Il n’en demeure pas moins qu’à y regarder de près, il se dégage comme une impression de ras le bol, de déprime générale traduite par une inquiétante recrudescence de la violence sur fond d’un laisser-aller flagrant et d’un flottement réel. Le gouvernement semble visiblement manquer d’autorité, incapable qu’il est de résoudre, par exemple, le problème des ordures qui envahissent le grand Tunis. A cet égard la dernière intervention de Hamadi Jebali n’a rien apporté de nouveau, et n’a nullement rassuré. Même constat de laxisme quand on pense au problème d’insécurité. Le grave incident qui s’est produit, il y a quelques jours, à Kairouan où Chiekh Abdelfattah Mourou fut agressé par un salafiste en l’absence curieuse du service d’ordre en est une désolante illustration. Un pas a été ainsi franchi dans le fanatisme religieux dans une sorte d’indifférence surprenante.

Lisez les journaux, suivez les informations et vous ne retenez que des nouvelles de nature à saper le moral du plus optimiste. Qu’il s’agisse de cette scandaleuse indemnisation des anciens prisonniers projetée par le gouvernement, qu’il s’agisse des acquis de la femme aujourd’hui plus que jamais menacés par l’article 27, qu’il s’agisse de l’indécent salaire de Maherzia Laâbidi, vice-présidente de l’ANC, qui déchaîne l’indignation, qu’il s’agisse – last but not least – des coupures d’eau et d’électricité dans plusieurs régions, force est de constater que les choses ne vont pas bien pour utiliser cet euphémisme.

Mais à vrai dire, tout ceci n’est rien par rapport à ce qui s’est passé ces jours-ci à Sfax et à Sidi Bouzid en particulier. L’hôpital Hédi Chaker dans la capitale du sud est en proie depuis quelques jours à une crise politico-syndicale aigue dont on ne voit pas l’issue.
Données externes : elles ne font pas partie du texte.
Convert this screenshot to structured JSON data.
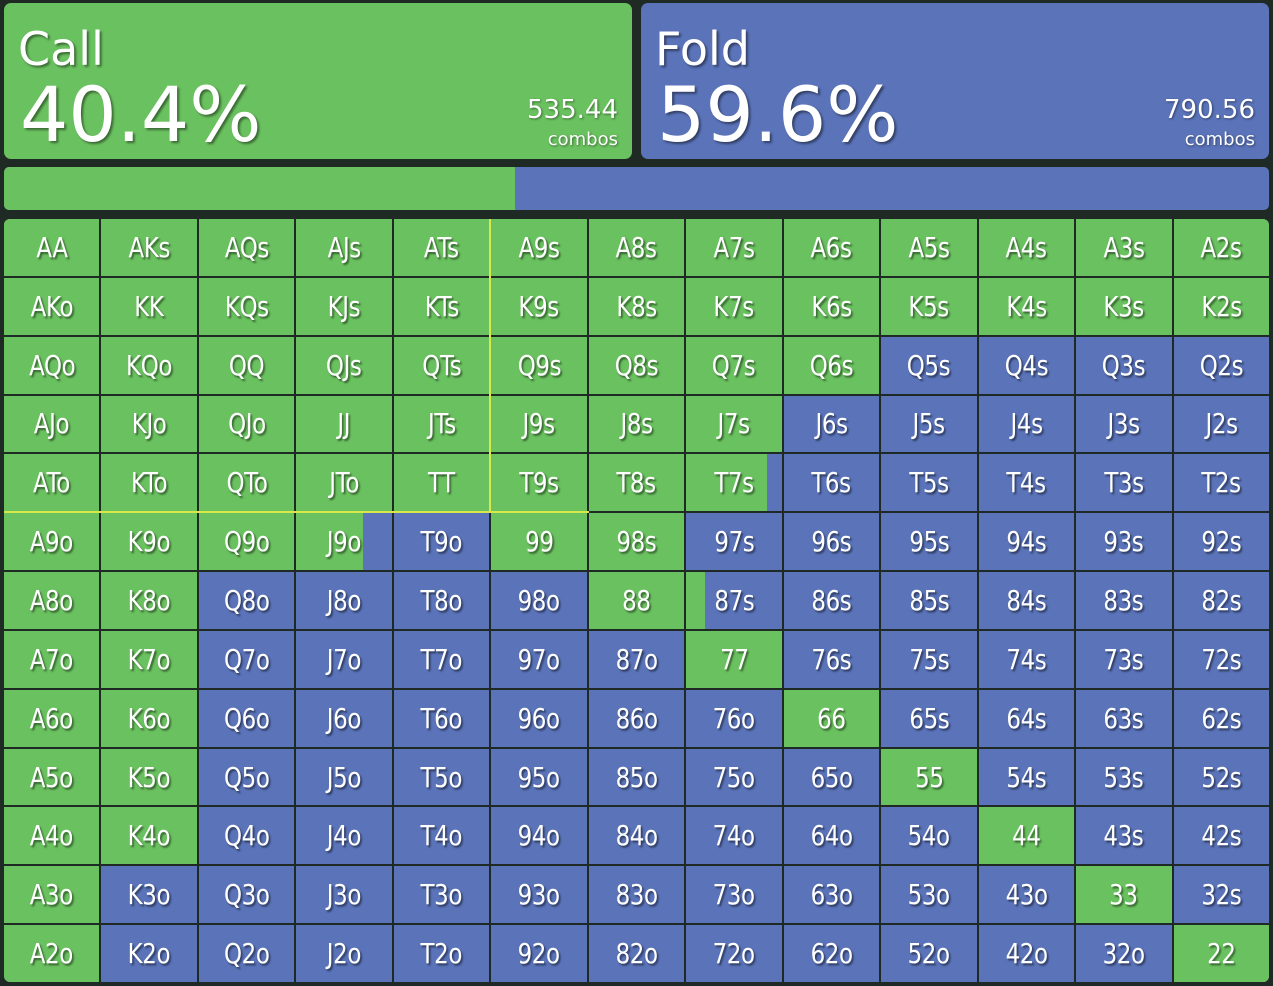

Hier, à Sidi Bouzid, ville mythique que l’on considère comme le bastion de la Révolution des braves, les incidents survenus, d’une rare violence, sont extrêmement graves et rappellent à nos souvenirs le soulèvement de décembre 2010. Les nombreux manifestants (sont-ils manipulés ?) totalement déchaînés, ont proféré des slogans hostiles au gouvernement, allant jusqu’à demander le départ du gouverneur et la démission de la Troïka. La réplique des forces de l’ordre ne s’est pas fait attendre avec une terrible répression. C’est à coup de bombes lacrymogènes et de balles en caoutchouc que la police a réussi à disperser la grande foule. Les arrestations et les blessures font apparaître le spectre de la dictature, précisément dans cette ville symbole d’où s’est enclenchée l’étincelle qui allait aboutir au renversement du régime de Ben Ali. Et Ali Laârayedh, le ministre de l’Intérieur, ne trouve pas mieux comme réponse aux questions des députés que la justification de la répression.

Au rythme où vont la colère et la rupture entre le pouvoir politique et le peuple, beaucoup s’interrogent aujourd’hui si la contestation qui se répand inexorablement, la grogne qui monte et la violence qui s’exacerbe, ne sont pas les prémices d’un nouveau soulèvement.